Las testimoniales acabaron esta mañana, tras la declaración de los últimos tres testigos que estaban citados a comparecer ante el Tribunal Penal Uno de Posadas, a cargo de los magistrados Viviana Cukla, Ángel Dejesús Cardozo y César Yaya -subrogante-. Otras dos declaraciones serán incorporadas por lectura en la próxima audiencia.

De esta manera, la etapa de incorporación de pruebas culminará con la declaración de un total de 32 testigos, entre vecinos, policías, peritos en criminalística, médicos, psicólogos, bioquímicos y familiares tanto de la víctima como del único acusado, Alejandro Guillermo “Porteño” Esteche (34), quien afronta una acusación que el lunes puede conducirlo a una pena de prisión perpetua.

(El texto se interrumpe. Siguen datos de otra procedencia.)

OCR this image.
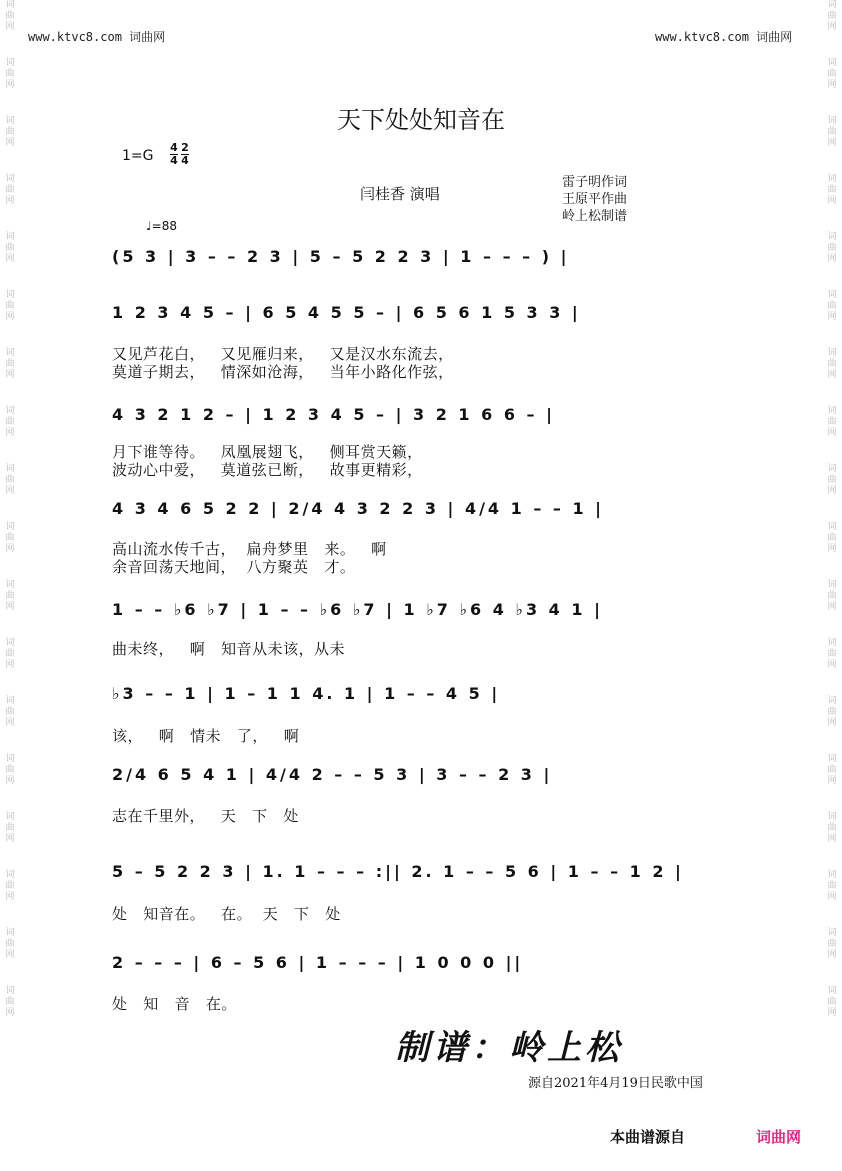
词曲网
词曲网
词曲网
词曲网
词曲网
词曲网
词曲网
词曲网
词曲网
词曲网
词曲网
词曲网
词曲网
词曲网
词曲网
词曲网
词曲网
词曲网
词曲网
词曲网
词曲网
词曲网
词曲网
词曲网
词曲网
词曲网
词曲网
词曲网
词曲网
词曲网
词曲网
词曲网
词曲网
词曲网
词曲网
词曲网
www.ktvc8.com 词曲网	www.ktvc8.com 词曲网
天下处处知音在
$1=G \frac{4}{4} \frac{2}{4}$
闫桂香 演唱
雷子明作词
王原平作曲
岭上松制谱
♩=88
(5 3 | 3 – – 2 3 | 5 – 5 2 2 3 | 1 – – – ) |
1 2 3 4 5 – | 6 5 4 5 5 – | 6 5 6 1 5 3 3 |
又见芦花白，   又见雁归来，   又是汉水东流去，
莫道子期去，   情深如沧海，   当年小路化作弦，
4 3 2 1 2 – | 1 2 3 4 5 – | 3 2 1 6 6 – |
月下谁等待。   凤凰展翅飞，   侧耳赏天籁，
波动心中爱，   莫道弦已断，   故事更精彩，
4 3 4 6 5 2 2 | 2/4 4 3 2 2 3 | 4/4 1 – – 1 |
高山流水传千古，  扁舟梦里   来。   啊
余音回荡天地间，  八方聚英   才。
1 – – ♭6 ♭7 | 1 – – ♭6 ♭7 | 1 ♭7 ♭6 4 ♭3 4 1 |
曲未终，   啊   知音从未该，从未
♭3 – – 1 | 1 – 1 1 4. 1 | 1 – – 4 5 |
该，   啊   情未   了，   啊
2/4 6 5 4 1 | 4/4 2 – – 5 3 | 3 – – 2 3 |
志在千里外，   天   下   处
5 – 5 2 2 3 | 1. 1 – – – :|| 2. 1 – – 5 6 | 1 – – 1 2 |
处   知音在。   在。  天   下   处
2 – – – | 6 – 5 6 | 1 – – – | 1 0 0 0 ||
处   知   音   在。
制谱：岭上松
源自2021年4月19日民歌中国
本曲谱源自	词曲网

El debate comenzó el 16 de agosto con la lectura del requerimiento de elevación a juicio de la causa, instancia en la cual la Fiscalía de Instrucción Siete, a cargo de Patricia Clérici, consideró que Esteche debía ser juzgado como autor del delito de “abuso sexual gravemente ultrajante por las circunstancias de su realización, seguido de muerte” cometido en perjuicio de Irma Ferreyra, quien el 18 de diciembre de 2016 falleció tras 30 de agonía por las graves lesiones internas sufridas al ser golpeada y ultrajada sexualmente con la rama de un árbol en un baldío de Garupá luego de asistir a una fiesta en la que conoció al imputado.

Esteche decidió declarar ante el Tribunal Penal Uno en la primera audiencia de debate.

Ese mismo día declaró Porteño Esteche y frente a los magistrados admitió haberse retirado de esa fiesta junto a Irma, aunque negó haber tenido contacto sexual con Irma argumentando que ambos estaban “muy alcoholizados”.

La versión dada por el imputado varió en relación a lo declarado días después de ser detenido cuando fue llevado a audiencia indagatoria. En aquella ocasión negó haber abusado de Irma, indicando que el hecho consistió en “relaciones sexuales consentidas” pero “extremas”.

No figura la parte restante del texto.